Relay 2 LEXI connection issue

Incident Report for Ai-Media

Postmortem

Post Incident Review LEXI/iCap Outage (29 January 2026) 

 

Overview:

Incident Title: Relay 2 LEXI Connection Issue – 29 January 2026 

Date & Time (UTC): Jan 29, 18:07 - Jan 30, 01:00 

Date & Time (AEDT): Jan 30, 05:07 - Jan 30, 12:00

Date & Time (EST): Jan 29, 13:07 - Jan 29, 20:00 

Affected Service: iCap, LEXI 

Impact Scope: Global

Severity: High 

Duration: 6 hours 53 minutes 

Summary of Incident: 

On January 29, 2026, a deployment to Relay 2 (13.52.203.48) completed at 18:07 UTC. Following this deployment, encoders configured to prefer relay_2 began experiencing connection failures, with the first customer report received at 20:06 UTC. 

As the issue progressed, the Ai-Media Support team began receiving additional cases, including reports that LEXI jobs were not running. This indicated that the impact extended beyond encoder connectivity and affected downstream captioning workflows as well. 

The root cause was identified as a deployment script that unintentionally blocked traffic from certain IPs to relay_2 while other relays remained unaffected.  The blocks were removed at 01:00 UTC (30 Jan), restoring service, and customers confirmed normal operation shortly thereafter 

 

Timeline of Events (UTC): 

 

Impact:

  •  Duration: 6 hours 53 minutes 
  • Services Affected: iCap/LEXI 

Clients Impacted:  

  • Encoder and LEXI connections became stuck in disconnected state. 
  • The issue impacted a small subset of customers—between 1% and 5%—and only those whose encoders were configured to Relay 2. 

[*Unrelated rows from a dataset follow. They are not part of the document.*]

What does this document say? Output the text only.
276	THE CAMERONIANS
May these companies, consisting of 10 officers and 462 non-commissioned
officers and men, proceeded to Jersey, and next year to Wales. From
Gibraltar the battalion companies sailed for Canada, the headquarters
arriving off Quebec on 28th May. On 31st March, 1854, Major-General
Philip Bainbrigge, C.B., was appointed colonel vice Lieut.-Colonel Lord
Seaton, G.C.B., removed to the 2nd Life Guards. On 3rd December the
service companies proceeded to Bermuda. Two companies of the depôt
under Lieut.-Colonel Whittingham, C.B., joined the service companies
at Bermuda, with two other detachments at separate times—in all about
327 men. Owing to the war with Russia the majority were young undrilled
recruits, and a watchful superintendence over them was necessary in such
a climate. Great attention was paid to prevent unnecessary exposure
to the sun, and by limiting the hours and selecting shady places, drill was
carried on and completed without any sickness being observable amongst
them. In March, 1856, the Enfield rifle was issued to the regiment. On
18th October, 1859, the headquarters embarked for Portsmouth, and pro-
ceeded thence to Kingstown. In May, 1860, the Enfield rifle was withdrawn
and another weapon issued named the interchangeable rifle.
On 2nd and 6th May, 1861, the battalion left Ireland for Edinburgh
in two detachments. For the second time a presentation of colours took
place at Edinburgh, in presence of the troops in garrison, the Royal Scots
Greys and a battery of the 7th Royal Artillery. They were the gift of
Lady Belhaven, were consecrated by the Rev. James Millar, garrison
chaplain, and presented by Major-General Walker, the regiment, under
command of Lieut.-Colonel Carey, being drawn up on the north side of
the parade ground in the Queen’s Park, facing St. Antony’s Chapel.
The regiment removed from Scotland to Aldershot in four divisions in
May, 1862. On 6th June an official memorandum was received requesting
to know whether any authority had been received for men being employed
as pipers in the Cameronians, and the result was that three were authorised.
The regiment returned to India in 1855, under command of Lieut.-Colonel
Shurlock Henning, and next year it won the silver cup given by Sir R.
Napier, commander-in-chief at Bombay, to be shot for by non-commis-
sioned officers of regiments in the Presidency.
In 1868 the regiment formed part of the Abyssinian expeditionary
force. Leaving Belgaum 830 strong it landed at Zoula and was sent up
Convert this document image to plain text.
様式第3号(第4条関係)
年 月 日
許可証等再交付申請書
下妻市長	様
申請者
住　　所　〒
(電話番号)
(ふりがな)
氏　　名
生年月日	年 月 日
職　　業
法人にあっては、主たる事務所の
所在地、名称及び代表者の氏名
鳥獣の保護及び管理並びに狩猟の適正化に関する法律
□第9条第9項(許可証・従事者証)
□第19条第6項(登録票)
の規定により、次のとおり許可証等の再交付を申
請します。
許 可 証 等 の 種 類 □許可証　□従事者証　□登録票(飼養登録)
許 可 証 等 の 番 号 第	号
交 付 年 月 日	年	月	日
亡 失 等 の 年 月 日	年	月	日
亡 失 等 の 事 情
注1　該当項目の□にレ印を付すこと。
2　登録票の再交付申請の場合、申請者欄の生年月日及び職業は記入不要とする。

Root Cause Analysis (RCA):

 A script used during deployment unintentionally applied blocking rules that affected a subset of customer IP ranges — but only on relay_2, not on the other relay servers. This caused encoder/LEXI connections set to prefer relay_2 to fail to connect. 

 

Resolution:

 At 01:00 UTC — 30 January 2026, the technical team removed the traffic blocks that had been unintentionally applied by the deployment script on relay_2, and initial testing immediately showed that the issue was resolved. 

 

Corrective Actions & Improvements: 

Immediate Fixes 

  • Removal of the traffic blocks from Relay 2. 
  • Validation of successful encoder reconnections. 

Short Term Improvements

  • Add deployment script auditing before execution. 
  • Implement diff-check or rule-compare for firewall changes per relay. 
  • Update internal runbooks to include:  

    • Early detection of relay specific behavior
    • Explicit post-deploy traffic validation 

Long Term Prevention 

  • Introduce automated configuration validation pipelines for relay nodes. 
  • Enforce “canary-style” deployment (1 relay first, monitor results). 
  • Improve monitoring to detect unusual connection failure patterns quickly. 
  • Build alerting on encoder disconnect spikes for any specific relay.  

Commitment to Clients:

 We recognize the impact this incident had on our clients’ operations and deeply regret the disruption. AI-Media is committed to: 

  • Maintaining transparent communication during and after incidents. 
  • Strengthening our technical safeguards to reduce the likelihood of similar outages. 
  • Continuously improving our disaster recovery capabilities to ensure service reliability.
Posted Feb 05, 2026 - 02:44 UTC

Resolved

The deployed fix has been successful and we are marking this as resolved. We will continue to monitor to ensure stability. Please contact support if any further assistance is required. Thank you for your patience as this was resolved.
Posted Jan 30, 2026 - 01:43 UTC

Monitoring

A fix is deployed and we are seeing relay 2 service return to normal. We are continuing monitor.

Please contact support if you are encountering any issues. Thank you.
Posted Jan 30, 2026 - 01:13 UTC

Identified

A cause has been identified and a fix is being tested to resolve any ongoing issues. Thanks for your patience. Please contact support if you are still impacted by this. Thank you.
Posted Jan 30, 2026 - 01:00 UTC

Investigating

We are currently experiencing an issue with LEXI connecting to encoders set with a preference to use the relay 2 server. Effected encoders will likely not be able see LEXI captions during this time. Our team is working to identify the cause and will share updates shortly.

If your encoder is impacted, please remove the relay preference in iCap Admin (https://accounts.eegicap.com/) under the encoder user account and recreate the LEXI instance. Please reach out to support for further assistance as needed.
Posted Jan 29, 2026 - 22:59 UTC
This incident affected: iCap and Lexi.